R Recensione

8/10

Conversazioni Private regia di Liv Ullmann

Drammatico
recensione di Elena Rimondo

La protagonista di questa storia scarna ispirata alla biografia di Ingmar Bergman è Anna, la quale tradisce il marito, un pastore protestante, con Thomas, uno studente di teologia molto più giovane di lei. Ad un certo punto Anna decide di confidarsi con lo zio, anch’egli pastore, per avere consiglio. Quest’ultimo la esorta a confessare tutto al marito e a troncare definitivamente la relazione con Thomas. Anna trova così il coraggio per seguire il primo consiglio, ma forse non il secondo.

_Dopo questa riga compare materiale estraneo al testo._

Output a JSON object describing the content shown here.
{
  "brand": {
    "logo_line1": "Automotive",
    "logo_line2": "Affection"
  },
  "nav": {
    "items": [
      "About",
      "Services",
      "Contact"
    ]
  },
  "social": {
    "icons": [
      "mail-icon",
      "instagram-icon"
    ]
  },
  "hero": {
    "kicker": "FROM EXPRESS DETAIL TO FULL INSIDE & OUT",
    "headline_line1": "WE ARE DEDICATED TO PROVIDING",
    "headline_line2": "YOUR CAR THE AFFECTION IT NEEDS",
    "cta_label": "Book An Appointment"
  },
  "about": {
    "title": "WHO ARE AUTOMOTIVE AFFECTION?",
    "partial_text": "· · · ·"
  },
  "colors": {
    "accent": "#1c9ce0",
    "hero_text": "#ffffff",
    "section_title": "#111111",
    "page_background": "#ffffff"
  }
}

Conversazioni private, pur portando la firma di Liv Ullmann, è in realtà uno degli ultimi film di Ingmar Bergman. Il regista svedese aveva scritto la sceneggiatura a partire da un romanzo da lui scritto precedentemente ma, essendo ormai troppo anziano, aveva affidato la regia alla sua attrice preferita, nonché sua compagna per molti anni. La storia affonda le radici nella biografia di Bergman stesso, la cui infanzia è stata segnata dalla vicenda dell’adulterio della madre con uno studente di teologia molto più giovane di lei. La storia è molto essenziale, però dà luogo ad un film di più di due ore in cui stranamente non ci si annoia. L’azione è ridotta al minimo, come succede spesso nei film nordici, e il nucleo è costituito dai dialoghi, anzi, dalle conversazioni. Il film infatti è diviso in cinque capitoli, corrispondenti ad altrettante conversazioni tra Anna e lo zio (1°, 4° e 5° capitolo), il marito (2° capitolo) e l’amica Marta (3° capitolo). La pratica della conversazione è tipica dei paesi protestanti, in cui si dà molta importanza al dialogo con il pastore e all’autoanalisi, mentre a noi può sembrare un eccesso di confidenza. Invece nel film lo zio pastore ad un certo punto critica esplicitamente la confessione dei cattolici, più facile da fare perché l’oscurità del confessionale costituisce una finta barriera grazie alla quale ogni reticenza viene meno. Al contrario, i dialoghi tra Anna e lo zio avvengono in piena luce (e nella conversazione col marito Anna porta la lampada sul tavolo affinché possano vedersi meglio), nell’atmosfera rilassante di un giardino o in quella estremamente raccolta di una biblioteca.

Il problema posto da Bergman è che tuttavia la verità non sempre è il rimedio che risolve tutti i mali, come sostiene lo zio: il marito di Anna dimostra comprensione solo inizialmente, ma dopo diventa violento e oppressivo, rivelandosi un pastore ben diverso dallo zio. Una vicenda semplice e comune come un adulterio, quindi, assume il carattere di una tragedia intima e tutta personale. Anna sa di voler continuare a badare ai propri figli e riconosce che l’amore con Thomas è impossibile; ciononostante capisce che tra lei e lo studente c’è quell’affetto che manca nel matrimonio. La drammaticità della situazione è sottolineata anche dal progredire non lineare della storia, visto che le conversazioni non si susseguono in ordine cronologico, e nemmeno a ritroso. Centrale per capire l’interiorità di Anna è la conversazione tra lei e lo zio alla vigilia della sua comunione, perché in essa è contenuta la chiave per comprendere il film. Tuttavia, se i dialoghi sono lo strumento principale attraverso i quali viene portata in superficie l’interiorità dei personaggi, non meno importanti sono i primi piani, soprattutto della protagonista (Pernilla August) e dello zio (Max von Sydow). Dallo stesso romanzo di Bergman esiste anche un film del ’92, Con le migliori intenzioni, che il regista svedese ha fatto dirigere a Bille August.